I alluded to this night a long time ago, but never fully explained. Maybe because parts of it were not my finest moments. Today, I am finally ready to share.
I took a trip to NYC in early December, where I had my first one-night stand (and second sex partner ever). It felt awesome. During my walk of shame, I imagined slow-motion wind blowing my hair back while “Damn it Feels Good to be a Gangsta” played in the background.
There was only one tiny problem about this liberating night… I hardly remembered it. In fact, I wasn’t even sure whether or not we did it. Must have been great sex, I know.
To say that I was pissed is an understatement. I like sex. A lot. So to have it with someone new for the very first time and not remember?! Well, fuck me. From that moment, I was on a mission. I was going to get laid and remember it like a champion.
On a fine Monday evening, I returned to the same bar where I found my first one-night stand. My inebriation was evident. The wine from dinner, the full glass of bacon-infused whiskey, and the slew of antidepressants whose labels told me I shouldn’t be drinking were not playing nicely together. Oops.
About five minutes into a conversation with a cute guy at the bar, I grabbed him by the scarf and kissed him hard. Good god, if my sober self had seen this she would have punched me in the face. But maybe drunk self has it right, because I have never seen a man so turned on.
We chatted for a while and kissed, until he took me to another bar for water and grilled cheese (you know you’ve had too much when the man trying to get in your pants wants to sober you up). Everything was going great. His apartment was above the bar, and my plan to sneak into his bed was unfolding quite nicely. I ate my sandwich, drank my water, and then… made the least sexy move I have ever made.
I threw up. On me, on my friend, on him, everywhere. This part is a little hazy, but there was definitely vomit. Smelly, disgusting vomit.

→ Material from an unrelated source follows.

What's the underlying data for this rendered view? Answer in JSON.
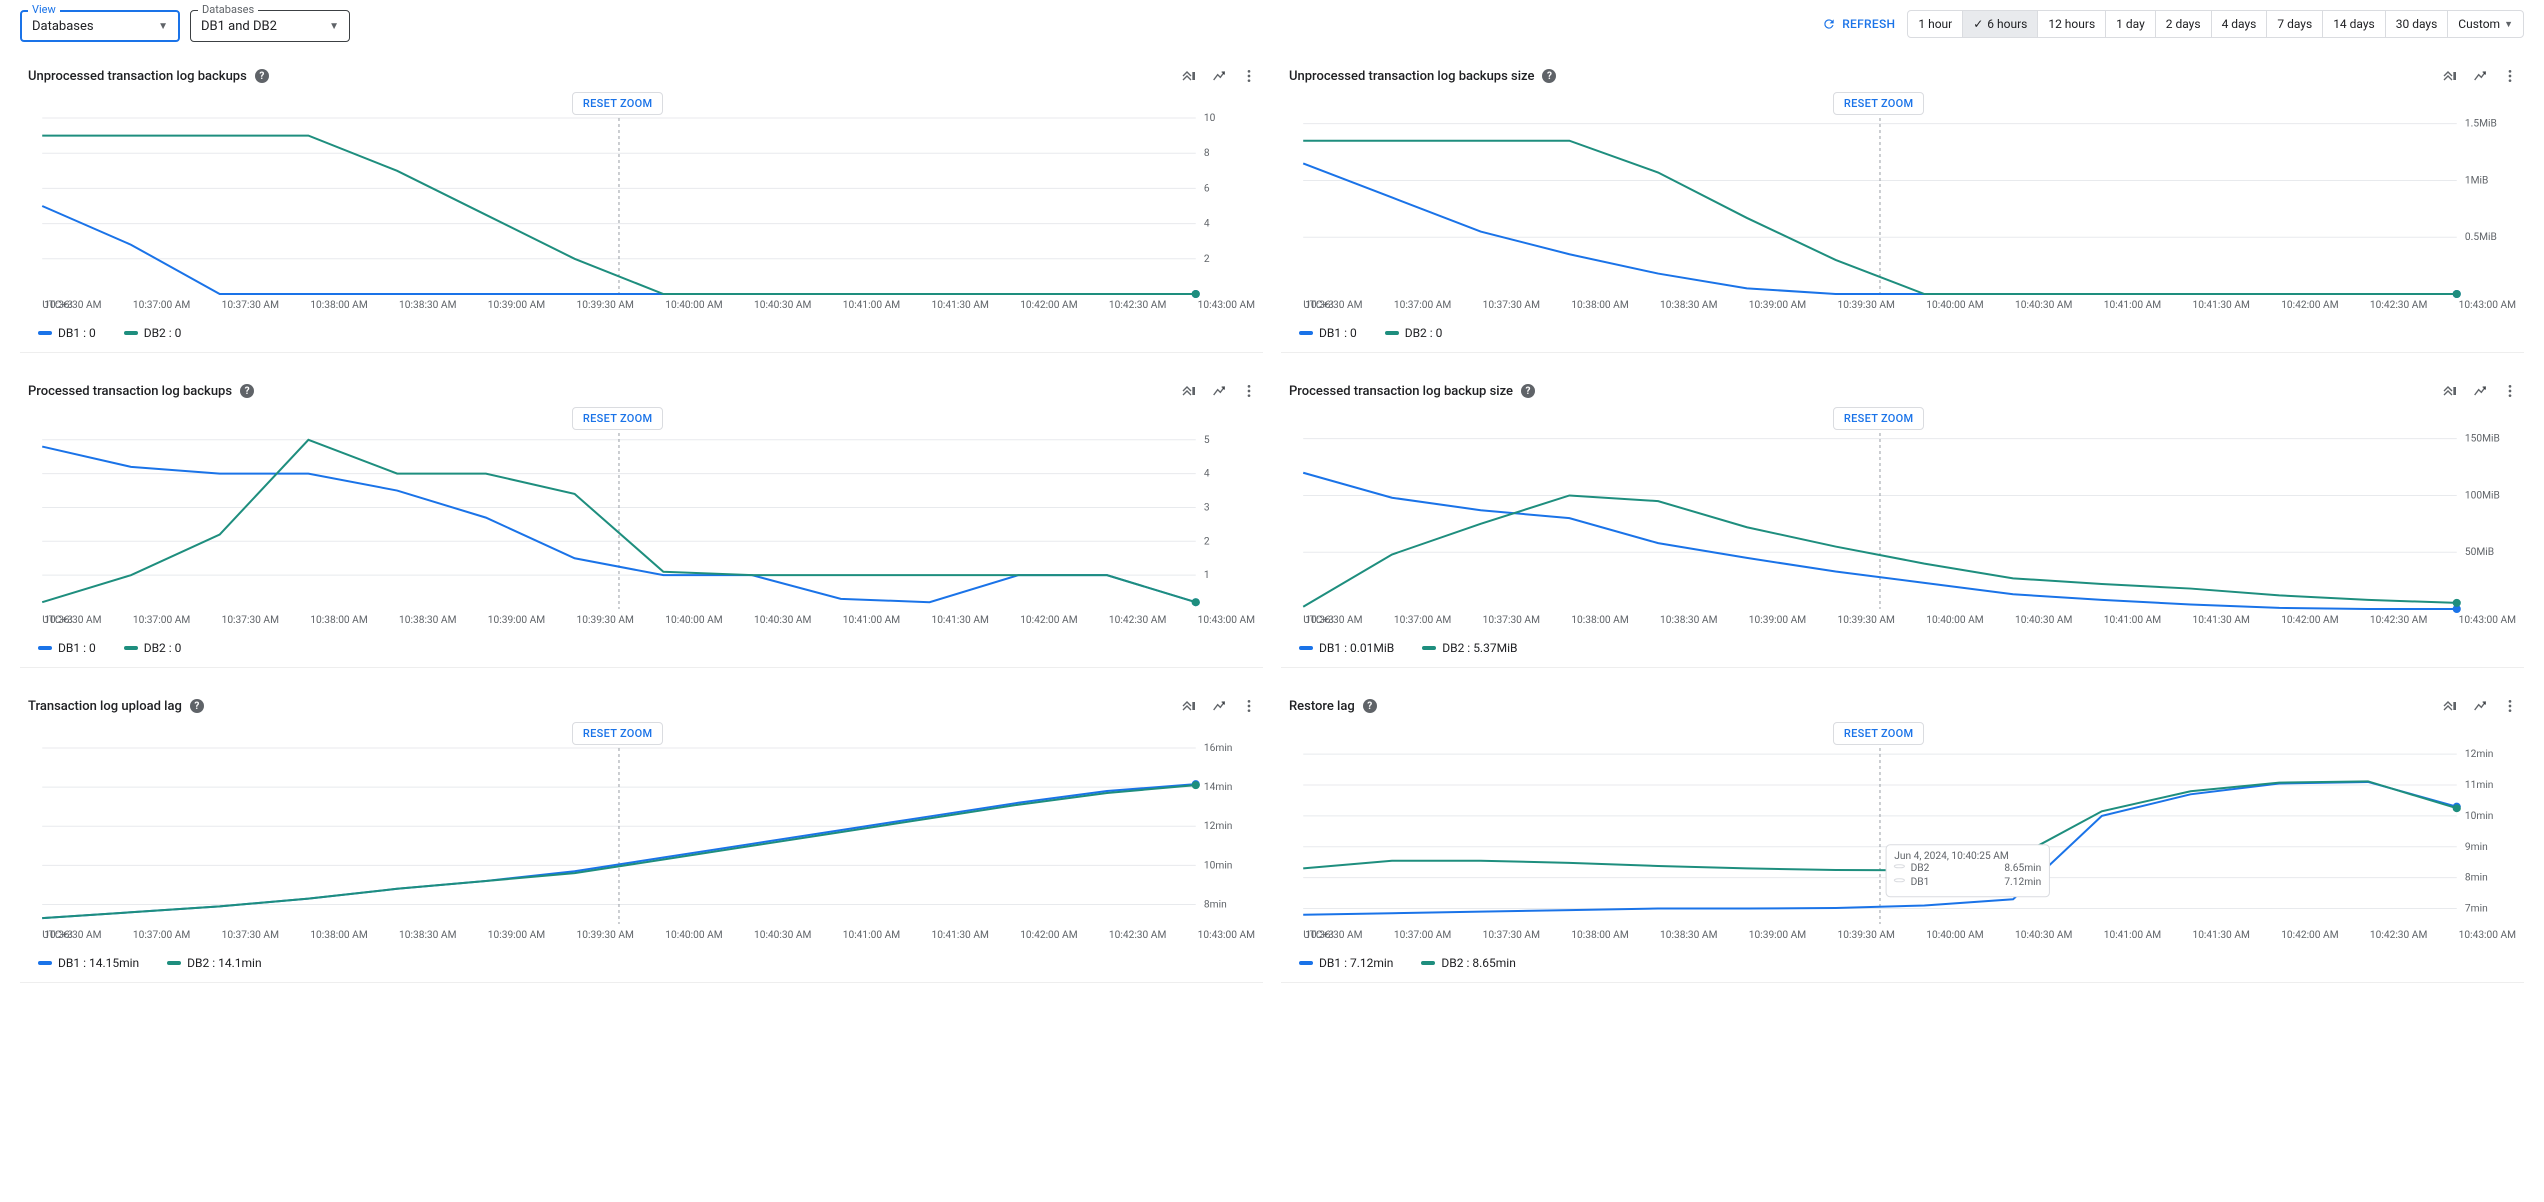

At this point, it would have been fair to stop. Mood killed, no sex, time for bed. Instead, he took me upstairs to his apartment and helped me clean up (which apparently involved stripping me of my clothes, throwing them into the shower, and running it… wearing wet pants home the next day was lovely). After some tooth brushing, mouthwashing, and water, this guy was ready to jump me. That’s right- I projectile vomited on him, and he still wanted me. Right then and there.
Luckily, I was much more in-touch with reality after puking up a half ton of alcohol. This made the experience much more enjoyable. We literally didn’t sleep for more than a couple of hours. I have never seen a man ready to go so many times. It was absolutely unreal. It’s like after all the shit I had been through, this was my reward. A man with a real penis who was not afraid to use it.
I left in the morning and he got my number, but I never heard from nine times man again. That is…. until now. Yes, almost three months after our encounter, nine times man has managed to locate me on facebook and send me a friend request. What a strange, strange world we live in. Stay tuned.
**NOTE: I forgot a completely hilarious part of this story. As Mr. Nine Times stripped my vomit-soaked clothes from my body, he encountered an obstacle: a shiny broach on my shirt. Not sure what he did with it, but I vaguely remember bleeding profusely in the shower. It wasn’t until I was putting my clothes on in the morning that I saw the enormous gash on my upper thigh. There is still a scar. Ah, the memories.